I began working in Gordon’s cousin’s “factory,” or as us Yanks know it, “metal shop” on Monday June 16, 2008. There were three men doing all the building and one lady who acted as an administrator. Of course, I did not understand a word anyone was saying around me. The only way I could communicate was by hand gestures and relying on someone with a shred of English language knowledge to help me out.
For the first two days I was making horrible welds and finally I got off my silly thoughts that everyone in the workshop was amusing themselves by watching me flail and asked for some help from one of the resident welders. He showed me that I was not feeding the stick into the puddle enough and once I got that – BAM! I was back in action again. I am still not perfect, but I can manage to make it “stick.”
My assistant Cleo has been a great sport and a very loyal worker. She has been getting to the Dream Community earlier than her usual rising time, i.e. 8:40 to get to work by 9a. Poor thing! She had no idea what she was getting herself into when she volunteered to help me. Anyhow, she speaks very little English, but to prove her dedication to being the best assistant ever, I found her studying words that would be pertinent to our project, such as “hammer” and “tape measure.” I was totally touched by that.
It was really rough the first few days, because she had no idea what was going on and even less of an idea of what the heck I was going on about. She would turn to me with a lost look in her eyes and shrug her shoulders as if to say, “I don’t know what you are saying…” In fact, I was so excited to get things moving that I failed to see how important it was to delegate and press the necessity for more “helpers” and ended up spending a chunk of time struggling with something that I didn’t have to struggle with. But I did build a bad ass propane cage!! Now, the only thing left was to attach it to the flat bed and body of the truck. The flat bed is galvanized, so I figured I couldn’t weld to it since the propane cage is steel and the body of the truck is very thin sheet metal so it just kept burning through. I figured I could bolt the cage to the truck and the flat bed.
The next day, we hired a professional fabricator to come in and help me. He said that it would be no problem to weld to the flat bed!! He proceeded to stick weld steel to galvanized! I had no idea. He also said that it is no problem to stick weld stainless to regular steel!! This was the first time I had ever heard of such a thing.

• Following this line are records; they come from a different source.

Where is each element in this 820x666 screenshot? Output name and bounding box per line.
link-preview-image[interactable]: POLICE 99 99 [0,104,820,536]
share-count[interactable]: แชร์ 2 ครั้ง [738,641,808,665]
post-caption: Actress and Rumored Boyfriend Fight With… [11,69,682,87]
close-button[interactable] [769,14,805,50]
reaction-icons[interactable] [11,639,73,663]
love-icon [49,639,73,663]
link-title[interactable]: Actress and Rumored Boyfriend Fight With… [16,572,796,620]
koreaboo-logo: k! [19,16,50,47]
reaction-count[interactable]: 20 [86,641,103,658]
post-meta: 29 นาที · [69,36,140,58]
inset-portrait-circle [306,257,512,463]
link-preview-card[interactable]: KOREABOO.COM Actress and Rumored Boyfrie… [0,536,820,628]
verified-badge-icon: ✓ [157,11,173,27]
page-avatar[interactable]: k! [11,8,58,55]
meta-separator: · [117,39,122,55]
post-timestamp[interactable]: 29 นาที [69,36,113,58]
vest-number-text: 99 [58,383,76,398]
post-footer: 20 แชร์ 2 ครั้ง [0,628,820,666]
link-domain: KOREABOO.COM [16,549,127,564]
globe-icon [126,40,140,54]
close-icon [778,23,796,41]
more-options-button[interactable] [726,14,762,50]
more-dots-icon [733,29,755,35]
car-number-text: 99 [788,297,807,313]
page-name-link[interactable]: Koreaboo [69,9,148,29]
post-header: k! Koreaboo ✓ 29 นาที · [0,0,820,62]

So we welded the propane cage to the flat bed and began building the internal structure of the body. By the end of the day we had the structure built! We were ahead of schedule by one day. Yeayyy!
Next day we began building the body! I kept telling Cleo that up until now we had been doing the boring stuff, but the fun is just about to begin. She was very happy about that. By this time, Cleo was familiar with the chop saw, the horizontal saw,the grinder and a little bit of welding. She really likes the horizontal saw.
Atsan, the guy helping me build the sculpture is a contractor/fabricator that speaks no English and works in a factory making industrial parts. This is the first time he has worked with a woman and is making art, so naturally, he was very confused by what I was asking him to do. Our method of communication is the funniest. We both understand each other, so we communicate by hand gestures, numbers and pictures. Sometimes, specially when it is a challenging part of the sculpture, this gets to be difficult. Those are the times when I wish my Girls were with me…
After one week of building, working everyday, we have gotten the feet, legs and forearms done and Atsan is also getting my working style and what I am out to accomplish with the sculpture. Also after one week of building, we had to relocate, because it was too damn hot working under a tent in front of the factory and we were disrupting the work flow of the guys working there (sound familiar Swarming Locust Girls?). So, we moved back to the workshop in the Dream Community and so far so good, we have tripped the breaker only one time.